Evaluation metrics for multiple correct answers in QA problem system

558 views Asked by At

I'm building a QA machine and I have my own data for this task. I have a problem that 1 question can have 2 or more answers. For example:

Questions: "What does A have to do?"

Correct answers:

  • "A have to clean the floor"
  • "A have to hang up the laundry"

In my QA model, I can get k best answers. However, in some cases, not only k is unequal the number of correct answers but also some of the k answers are not correct.

Most of public dataset like SQuAD, triviaQA have a pair with one question and one answer. In my case, my question can have multiple answers. So, what kind of evaluation metrics I should use? Can I use F1 score?

1

There are 1 answers

0
Jindřich On

The evaluation metric should always depend on how the system you are developing will be used. F1 score is certainly a reasonable statistics that tells you a lot about how the distribution of the correct and wrong answers is.

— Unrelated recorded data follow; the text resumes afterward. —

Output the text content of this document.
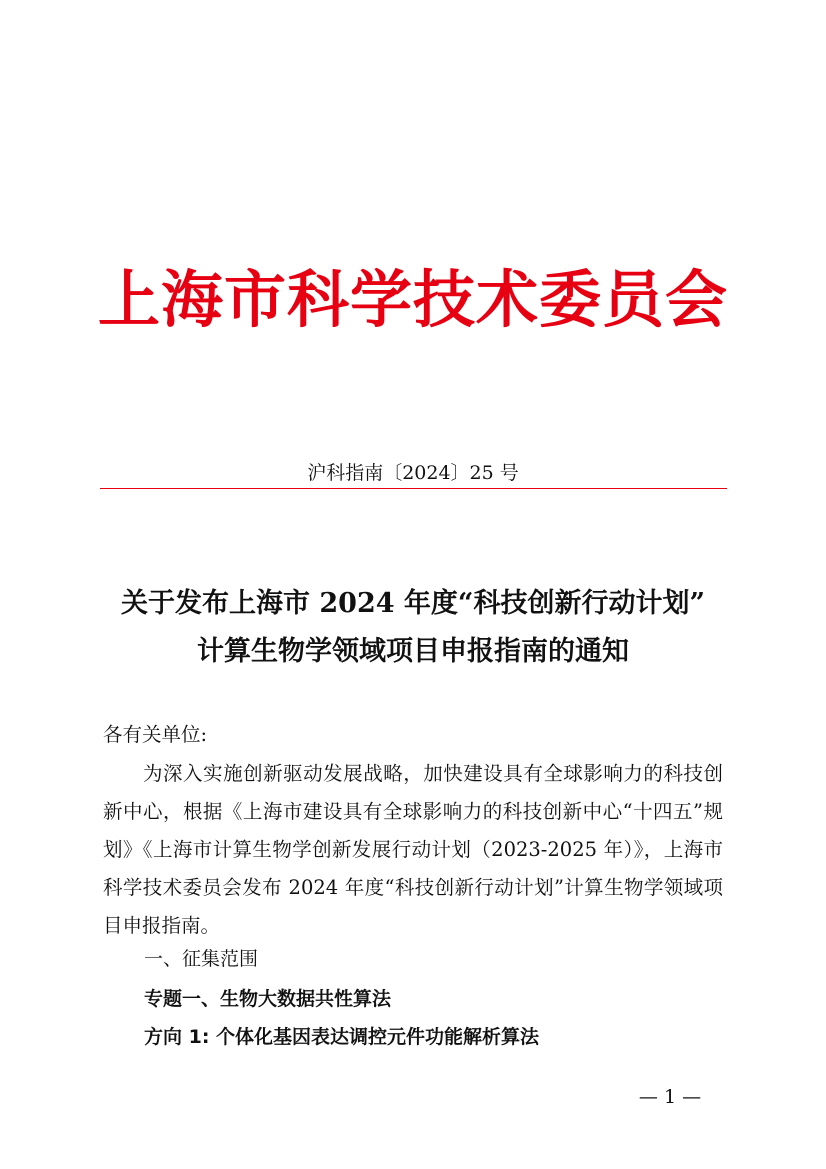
上海市科学技术委员会
沪科指南〔2024〕25 号
关于发布上海市 2024 年度“科技创新行动计划”
计算生物学领域项目申报指南的通知
各有关单位:
为深入实施创新驱动发展战略，加快建设具有全球影响力的科技创新中心，根据《上海市建设具有全球影响力的科技创新中心“十四五”规划》《上海市计算生物学创新发展行动计划（2023-2025 年）》，上海市科学技术委员会发布 2024 年度“科技创新行动计划”计算生物学领域项目申报指南。
一、征集范围
专题一、生物大数据共性算法
方向 1: 个体化基因表达调控元件功能解析算法
— 1 —
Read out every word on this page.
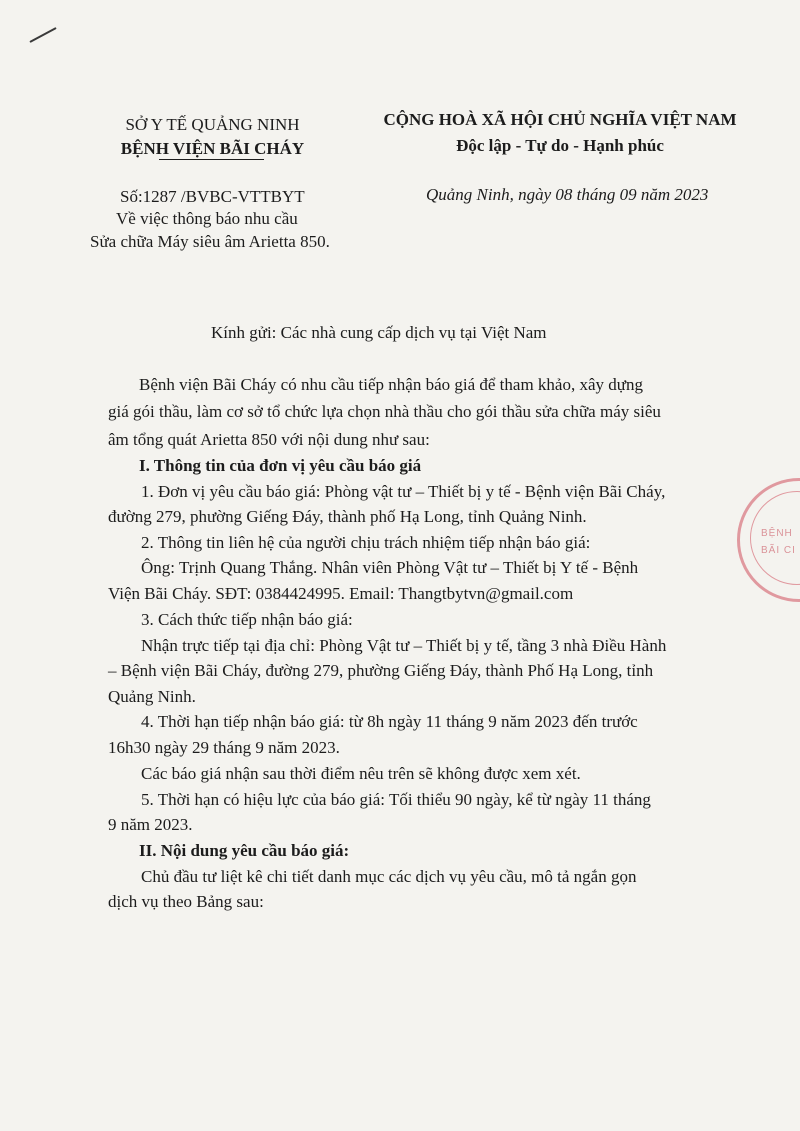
SỞ Y TẾ QUẢNG NINH
BỆNH VIỆN BÃI CHÁY
CỘNG HOÀ XÃ HỘI CHỦ NGHĨA VIỆT NAM
Độc lập - Tự do - Hạnh phúc
Số:1287 /BVBC-VTTBYT
Về việc thông báo nhu cầu
Sửa chữa Máy siêu âm Arietta 850.
Quảng Ninh, ngày 08 tháng 09 năm 2023
Kính gửi: Các nhà cung cấp dịch vụ tại Việt Nam
Bệnh viện Bãi Cháy có nhu cầu tiếp nhận báo giá để tham khảo, xây dựng
giá gói thầu, làm cơ sở tổ chức lựa chọn nhà thầu cho gói thầu sửa chữa máy siêu
âm tổng quát Arietta 850 với nội dung như sau:
I. Thông tin của đơn vị yêu cầu báo giá
1. Đơn vị yêu cầu báo giá: Phòng vật tư – Thiết bị y tế - Bệnh viện Bãi Cháy,
đường 279, phường Giếng Đáy, thành phố Hạ Long, tỉnh Quảng Ninh.
2. Thông tin liên hệ của người chịu trách nhiệm tiếp nhận báo giá:
Ông: Trịnh Quang Thắng. Nhân viên Phòng Vật tư – Thiết bị Y tế - Bệnh
Viện Bãi Cháy. SĐT: 0384424995. Email: Thangtbytvn@gmail.com
3. Cách thức tiếp nhận báo giá:
Nhận trực tiếp tại địa chỉ: Phòng Vật tư – Thiết bị y tế, tầng 3 nhà Điều Hành
– Bệnh viện Bãi Cháy, đường 279, phường Giếng Đáy, thành Phố Hạ Long, tỉnh
Quảng Ninh.
4. Thời hạn tiếp nhận báo giá: từ 8h ngày 11 tháng 9 năm 2023 đến trước
16h30 ngày 29 tháng 9 năm 2023.
Các báo giá nhận sau thời điểm nêu trên sẽ không được xem xét.
5. Thời hạn có hiệu lực của báo giá: Tối thiểu 90 ngày, kể từ ngày 11 tháng
9 năm 2023.
II. Nội dung yêu cầu báo giá:
Chủ đầu tư liệt kê chi tiết danh mục các dịch vụ yêu cầu, mô tả ngắn gọn
dịch vụ theo Bảng sau:
BỆNH
BÃI CI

If you are going to present a single best answer from your system, you should also measure the 1-best accuracy. If you are going present multiple answers, you should measure the precision at n (i.e., proportion of correct answers among n best answers, it is in fact recall, but folks in information retrieval call it precision).

If you are not sure what is a suitable number of answers to present, you might want to plot the ROC curve and compute the AUC score.